Long recently raised $10,223 of that $120,000 by participating in a three-day run March 19-21, which took him and other participants on a journey from the U. S. Capitol Building in Washington, D.C., to the United Nations headquarters in New York City.

The fundraising event, called Run for 3.21, featured a team of athletes who worked together as a relay team to raise money from sponsors for the National Down Syndrome Society, a human rights organization for individuals with Down syndrome. NDSS organized the fundraiser this year in recognition of World Down Syndrome Day March 21. The numbers three and 21 are symbolic because Down syndrome is the result of the triplication of the 21st chromosome.

“The Run for 3.21 team represents an amazing cross-section of advocates, athletes and allies from the entire community,” said Michelle Ray, NDSS director of national inclusive health & sports programs, in a statement. “Today, people with Down syndrome are living longer, healthier, fulfilling lives, and our Run for 3.21 and companion program, Racing for 3.21 on World Down Syndrome Day, aim to celebrate their accomplishments and help foster a world of greater possibilities for all those with Down syndrome.”

Long said he and his running partner Amy Brown ran six legs of the 250-mile relay race for a total of 36 miles. The longest leg was eight miles, when he and Brown ran from the George Washington Bridge to the United Nations building. He said the relay race featured 20 runners, including a young man with Down syndrome, who were divided into pairs.

“So, we had this common shared bond, if you will, of raising a child with special needs. It kind of made it that much cooler.”

— Kevin Long

Two vans accompanied the group along the trek. One van was for participants who were not currently running so they could get something to eat, take bathroom breaks or rest. The other was on hand in case those who were running encountered a medical problem.

While he has participated in other fundraising marathons, Long said the 3.21 relay was the most memorable for him.

“Just the fact that you can say you ran from D. C. to NY is cool enough,” he said. “But almost all of the other runners were like myself — had a child with Down syndrome. So, we had this common shared bond, if you will, of raising a child with special needs. It kind of made it that much cooler.”

Long said the runners shared stories about their experience raising a child with Down syndrome along the way. In the father’s case, Timmy was born with Down syndrome and diagnosed with autism 18 months later, requiring round-the-clock supervision.

While they passed through some areas he likened to running along Route 347, Long said he saw some interesting sites, including Independence Hall in Philadelphia, Pennsylvania. Another special moment for him was racing through Manhattan on the day of a nor‘easter.
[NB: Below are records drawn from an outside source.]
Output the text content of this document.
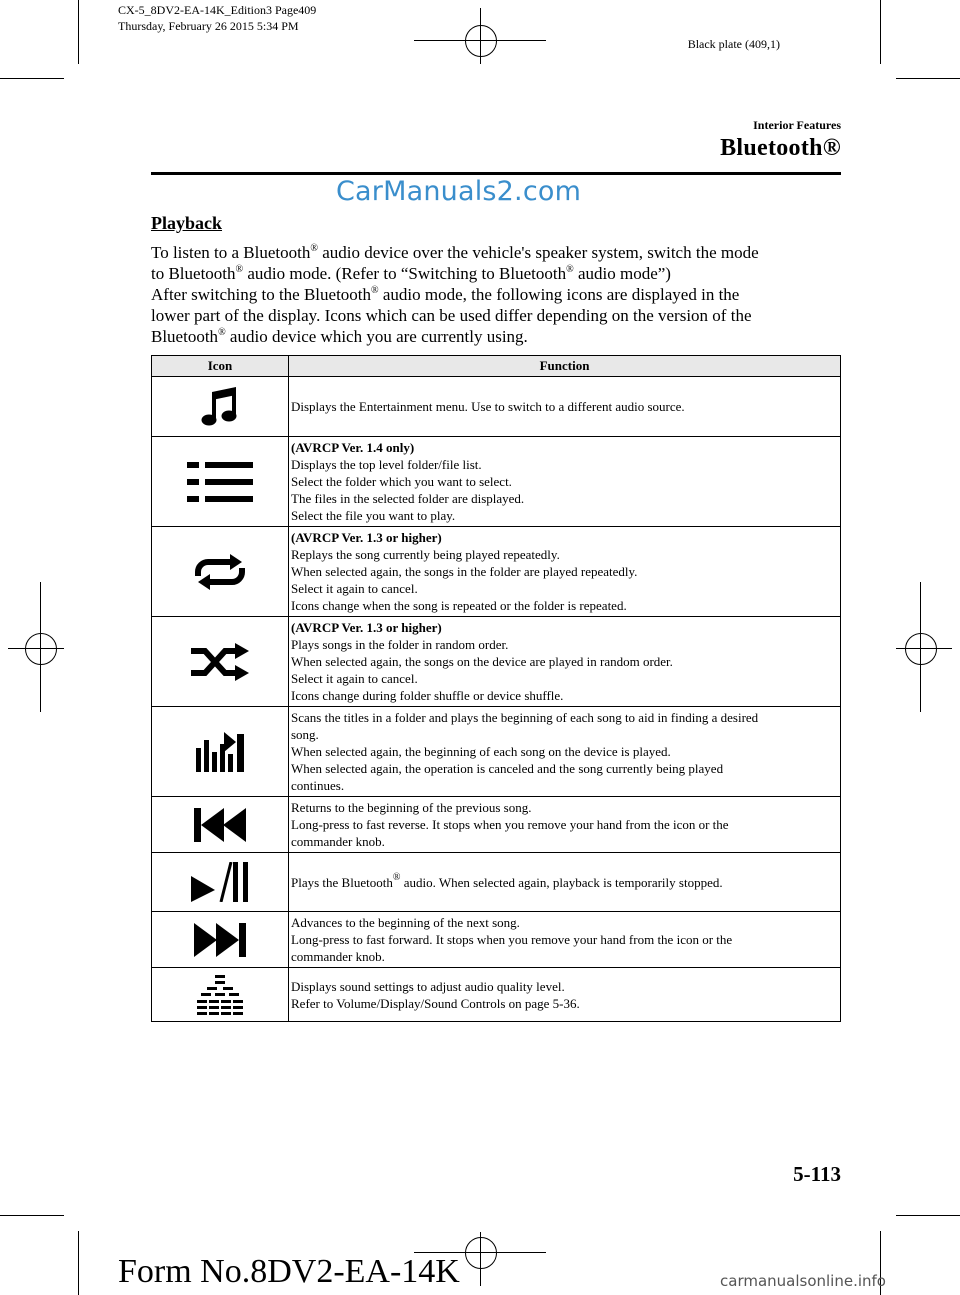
CX-5_8DV2-EA-14K_Edition3 Page409
Thursday, February 26 2015 5:34 PM
Black plate (409,1)
Interior Features
Bluetooth®
CarManuals2.com
Playback
To listen to a Bluetooth® audio device over the vehicle's speaker system, switch the mode
to Bluetooth® audio mode. (Refer to “Switching to Bluetooth® audio mode”)
After switching to the Bluetooth® audio mode, the following icons are displayed in the
lower part of the display. Icons which can be used differ depending on the version of the
Bluetooth® audio device which you are currently using.
Icon	Function

Displays the Entertainment menu. Use to switch to a different audio source.

(AVRCP Ver. 1.4 only)
Displays the top level folder/file list.
Select the folder which you want to select.
The files in the selected folder are displayed.
Select the file you want to play.

(AVRCP Ver. 1.3 or higher)
Replays the song currently being played repeatedly.
When selected again, the songs in the folder are played repeatedly.
Select it again to cancel.
Icons change when the song is repeated or the folder is repeated.

(AVRCP Ver. 1.3 or higher)
Plays songs in the folder in random order.
When selected again, the songs on the device are played in random order.
Select it again to cancel.
Icons change during folder shuffle or device shuffle.

Scans the titles in a folder and plays the beginning of each song to aid in finding a desired
song.
When selected again, the beginning of each song on the device is played.
When selected again, the operation is canceled and the song currently being played
continues.

Returns to the beginning of the previous song.
Long-press to fast reverse. It stops when you remove your hand from the icon or the
commander knob.

Plays the Bluetooth® audio. When selected again, playback is temporarily stopped.

Advances to the beginning of the next song.
Long-press to fast forward. It stops when you remove your hand from the icon or the
commander knob.

Displays sound settings to adjust audio quality level.
Refer to Volume/Display/Sound Controls on page 5-36.
5-113
Form No.8DV2-EA-14K	carmanualsonline.info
He said it was snowing when the group arrived in the city and the traffic was a bit lighter than usual. Brown, from South Carolina, had never visited New York before and was almost in tears running in Central Park. Long said it was special for him too, because he’d also never ran in the city before.

Kevin Long and running partner Amy Brown finish the Run for 3.21 in the snow. Photo from Kevin Long

The runner said the group was lucky the storm didn’t hit earlier because the vans may not have been able to navigate the streets in heavy snow.

When the race ended, his wife Anne Marie, Timmy and daughter Abigail were there to greet him. The other runners were also welcomed by their families who were thrilled to see them.

Long’s wife said she supported her husband fully when he decided to take on the event.

“His personal running journey, along with his teammates, brought attention to a wonderful organization that advocates tirelessly for people with Down syndrome,” she said. “I am so proud of the way he puts himself out there to raise awareness and fundraise for Timmy’s Team and others like our son.”

Long said while Timmy has difficulty speaking, he gave his father a big hug after the journey.

“That’s why I do this,” Long said. “The whole reason I keep with the running is because of him.”